Our Mom, then Betty Lynn Ready, was just a little girl, going to school every day with thousands of other kids in Birmingham, Alabama. From 1949-1952, a polio epidemic was sweeping the globe. The virus tended to selectively target population centers, often leaving stricken children in wheelchairs, with permanent leg braces and deformed limbs. During the late 40s, the disease caused paralysis in 1 of every 1000 children aged 5-9. By 1952, 57,628 children had identified cases, 21,269 experienced temporary or permanent paralysis and 3,144 died.
Little Betty Lynn brought polio home from school. Though she became very ill, and has a slight limp to this day, and is suffering from something called polio syndrome more than seven decades later, Lynn Crane survived. Her younger half-brother was not as fortunate. Polio took his life at the age of three. The stress of the loss of the son broke up the marriage. Her step-father left her mom and mine to fend for themselves.
The Salk polio vaccine and oral vaccines would not become widely available until 1952. Americans young and old would wait in line for blocks for their vaccines, children were later given an oral vaccine. A global eradication campaign began, lasting for decades, and polio now only exists largely on a petri dish in a deep freeze in places like the CDC. Almost every child in the country now receives a polio vaccine, typically in their first months of life.
To matriculate and attend Georgia public schools, proof of receiving more than 13 preventative inoculations is required.
Vaccines and boosters have saved both my daughters, one of whom has brittle asthma and a slightly compromised immune system from the bulk of childhood diseases which I experienced, including chickenpox, mumps, measles, and German measles. And thankfully, BOTH of my girls are now also fully vaccinated against COVID 19. My oldest is a school teacher, in Georgia’s largest public school system. This pandemic makes finding a substitute teacher nearly impossible, has most schoolchildren perpetually masked, with students and teachers alike daily robbed of the simple pleasure of seeing each other smile.
As long as there are able hosts for this virus to inhabit, it has room to grow, mutate, and opportunity to create even more deadly variations. And it was vaccines and their near-universal dispersal which allowed the CDC to eradicate polio and smallpox, not herd immunity.
The CDC, FDA, and other global public health agencies have now cleared a 1/3 dose of the Pfizer vaccine for 5-12-year-olds. PLEASE consider making an appointment for your child as a special holiday gift. Give them back sleepovers, the ability to hug a friend, grandparent, or teacher (IF they want to do that). As with polio, prior versions of the flu and a host of other diseases, bring community vaccination rates to above 75 percent (letting those who adamantly refuse, choose to stay home), and then watch that virus die for lack of places to go.
The nationwide campaign slogan to eradicate polio was logical and easily understood -”Do everything you can within reason.” That is still true today.

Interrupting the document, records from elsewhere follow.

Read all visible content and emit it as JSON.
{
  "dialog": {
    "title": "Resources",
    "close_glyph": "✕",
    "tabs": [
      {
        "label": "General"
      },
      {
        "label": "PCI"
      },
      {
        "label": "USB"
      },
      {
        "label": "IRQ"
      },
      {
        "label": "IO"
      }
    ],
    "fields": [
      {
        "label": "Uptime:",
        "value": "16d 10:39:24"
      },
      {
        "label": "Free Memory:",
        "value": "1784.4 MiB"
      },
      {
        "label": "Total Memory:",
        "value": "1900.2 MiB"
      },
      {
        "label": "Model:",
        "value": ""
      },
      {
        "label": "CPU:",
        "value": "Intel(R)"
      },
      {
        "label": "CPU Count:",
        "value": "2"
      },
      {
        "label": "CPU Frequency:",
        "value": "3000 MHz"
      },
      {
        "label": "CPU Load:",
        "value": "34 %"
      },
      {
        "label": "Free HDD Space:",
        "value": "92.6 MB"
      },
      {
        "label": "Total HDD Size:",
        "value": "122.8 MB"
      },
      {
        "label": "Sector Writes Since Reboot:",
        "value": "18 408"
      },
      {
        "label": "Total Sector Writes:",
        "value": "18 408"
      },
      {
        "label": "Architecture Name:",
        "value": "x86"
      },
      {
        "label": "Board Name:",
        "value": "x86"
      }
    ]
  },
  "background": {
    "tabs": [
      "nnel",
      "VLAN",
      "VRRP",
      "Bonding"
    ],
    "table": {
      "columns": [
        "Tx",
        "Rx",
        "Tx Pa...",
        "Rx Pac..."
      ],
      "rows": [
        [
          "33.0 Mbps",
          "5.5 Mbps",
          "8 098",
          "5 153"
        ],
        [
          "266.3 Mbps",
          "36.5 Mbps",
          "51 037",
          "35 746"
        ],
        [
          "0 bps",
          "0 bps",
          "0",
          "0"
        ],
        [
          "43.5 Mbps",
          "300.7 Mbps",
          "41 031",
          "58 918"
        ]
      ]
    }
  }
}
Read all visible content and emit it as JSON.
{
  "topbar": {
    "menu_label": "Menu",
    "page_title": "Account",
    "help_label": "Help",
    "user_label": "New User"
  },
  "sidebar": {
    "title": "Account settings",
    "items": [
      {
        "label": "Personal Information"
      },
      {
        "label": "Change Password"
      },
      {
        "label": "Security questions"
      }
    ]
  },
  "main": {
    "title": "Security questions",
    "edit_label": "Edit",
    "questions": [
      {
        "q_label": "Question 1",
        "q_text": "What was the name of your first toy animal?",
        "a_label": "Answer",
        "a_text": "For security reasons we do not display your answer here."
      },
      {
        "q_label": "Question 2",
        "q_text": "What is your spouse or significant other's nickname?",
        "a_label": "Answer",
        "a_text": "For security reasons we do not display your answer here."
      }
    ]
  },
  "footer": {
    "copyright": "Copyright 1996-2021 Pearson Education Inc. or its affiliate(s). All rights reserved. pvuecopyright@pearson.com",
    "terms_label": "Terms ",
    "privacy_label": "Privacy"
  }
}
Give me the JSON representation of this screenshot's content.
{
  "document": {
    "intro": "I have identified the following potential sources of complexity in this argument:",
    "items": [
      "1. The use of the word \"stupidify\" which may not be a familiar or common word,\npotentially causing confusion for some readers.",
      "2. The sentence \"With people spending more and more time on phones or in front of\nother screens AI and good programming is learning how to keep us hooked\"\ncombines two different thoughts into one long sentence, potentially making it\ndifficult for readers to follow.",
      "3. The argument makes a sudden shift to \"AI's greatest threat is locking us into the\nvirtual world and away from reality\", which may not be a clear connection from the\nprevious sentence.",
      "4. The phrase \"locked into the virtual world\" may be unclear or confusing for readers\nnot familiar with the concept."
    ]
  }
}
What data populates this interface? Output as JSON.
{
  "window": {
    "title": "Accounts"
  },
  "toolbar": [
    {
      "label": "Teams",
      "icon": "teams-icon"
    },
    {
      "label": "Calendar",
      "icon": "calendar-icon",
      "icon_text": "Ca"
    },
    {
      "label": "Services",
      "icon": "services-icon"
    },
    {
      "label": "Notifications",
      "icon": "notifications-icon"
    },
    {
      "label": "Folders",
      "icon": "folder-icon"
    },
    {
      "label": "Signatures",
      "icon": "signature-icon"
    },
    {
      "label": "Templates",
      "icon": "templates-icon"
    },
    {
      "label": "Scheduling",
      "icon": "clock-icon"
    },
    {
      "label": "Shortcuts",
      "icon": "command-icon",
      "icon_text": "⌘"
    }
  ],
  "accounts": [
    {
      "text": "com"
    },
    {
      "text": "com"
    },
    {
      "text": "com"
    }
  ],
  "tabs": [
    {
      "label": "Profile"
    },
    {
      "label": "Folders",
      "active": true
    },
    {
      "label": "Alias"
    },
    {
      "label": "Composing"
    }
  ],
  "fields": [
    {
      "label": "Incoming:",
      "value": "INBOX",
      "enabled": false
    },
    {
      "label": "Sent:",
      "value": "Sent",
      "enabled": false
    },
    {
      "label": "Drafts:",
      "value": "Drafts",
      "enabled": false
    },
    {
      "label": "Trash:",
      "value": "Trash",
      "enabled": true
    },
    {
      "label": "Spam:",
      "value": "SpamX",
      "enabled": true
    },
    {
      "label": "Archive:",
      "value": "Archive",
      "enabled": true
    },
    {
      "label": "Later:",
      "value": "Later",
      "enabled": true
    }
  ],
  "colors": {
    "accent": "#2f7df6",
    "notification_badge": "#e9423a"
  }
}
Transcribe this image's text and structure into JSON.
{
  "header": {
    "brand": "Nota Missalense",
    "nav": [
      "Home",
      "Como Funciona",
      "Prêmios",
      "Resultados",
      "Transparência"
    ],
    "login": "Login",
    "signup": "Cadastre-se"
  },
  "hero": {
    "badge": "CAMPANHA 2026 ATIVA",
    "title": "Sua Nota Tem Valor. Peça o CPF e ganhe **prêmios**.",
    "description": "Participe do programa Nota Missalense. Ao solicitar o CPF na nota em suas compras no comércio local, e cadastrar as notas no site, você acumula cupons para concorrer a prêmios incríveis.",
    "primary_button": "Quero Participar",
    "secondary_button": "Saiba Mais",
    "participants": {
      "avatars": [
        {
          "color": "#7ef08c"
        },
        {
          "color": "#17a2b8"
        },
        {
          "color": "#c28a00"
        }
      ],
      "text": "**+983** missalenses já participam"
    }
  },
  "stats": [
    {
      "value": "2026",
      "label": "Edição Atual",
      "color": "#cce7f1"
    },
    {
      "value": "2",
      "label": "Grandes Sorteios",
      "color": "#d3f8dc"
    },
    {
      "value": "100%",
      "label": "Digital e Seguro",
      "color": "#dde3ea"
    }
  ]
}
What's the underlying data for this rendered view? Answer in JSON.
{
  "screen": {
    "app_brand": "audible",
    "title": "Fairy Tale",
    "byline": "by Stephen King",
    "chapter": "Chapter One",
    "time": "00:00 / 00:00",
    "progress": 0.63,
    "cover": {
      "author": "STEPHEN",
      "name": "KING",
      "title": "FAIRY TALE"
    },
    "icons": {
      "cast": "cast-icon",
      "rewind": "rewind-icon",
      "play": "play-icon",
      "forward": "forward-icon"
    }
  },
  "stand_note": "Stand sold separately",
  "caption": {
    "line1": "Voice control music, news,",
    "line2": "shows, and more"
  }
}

My youngest hates needles, as she was getting her first and later the second dose of the Pfizer vaccine (at age 14), she barely reacted. I’m not sure the first dose was even felt, but she was certainly ready for that promised Chick Fil A lunch and ice cream reward. She and her classmates are all sick of wearing their masks, but they would be MUCH sicker if one or more of them were to catch COVID19.
I can still picture a younger version of my mom, limping to school, without her little brother tagging along behind her. She didn’t have the option of a vaccine at that time, but she still has a mark on her heart and that glitch in her gait... She would probably love to trade places and have been among the 1.6 million children Salk Vaccine clinical trial in a heartbeat. Our Mom’s tough, as she has also survived COVID19, prior to this vaccine being available, though she has never fully recovered.
This answer is just too obvious and the risks are far outweighed by the rewards. It’s time to vaccinate our children. Mine already have been, and my twin grandsons, the Mighty Mites, will be in the cue as soon infant doses become available. Talk to your pediatrician, make the appointment. Don’t risk an avoidable, life-scarring event.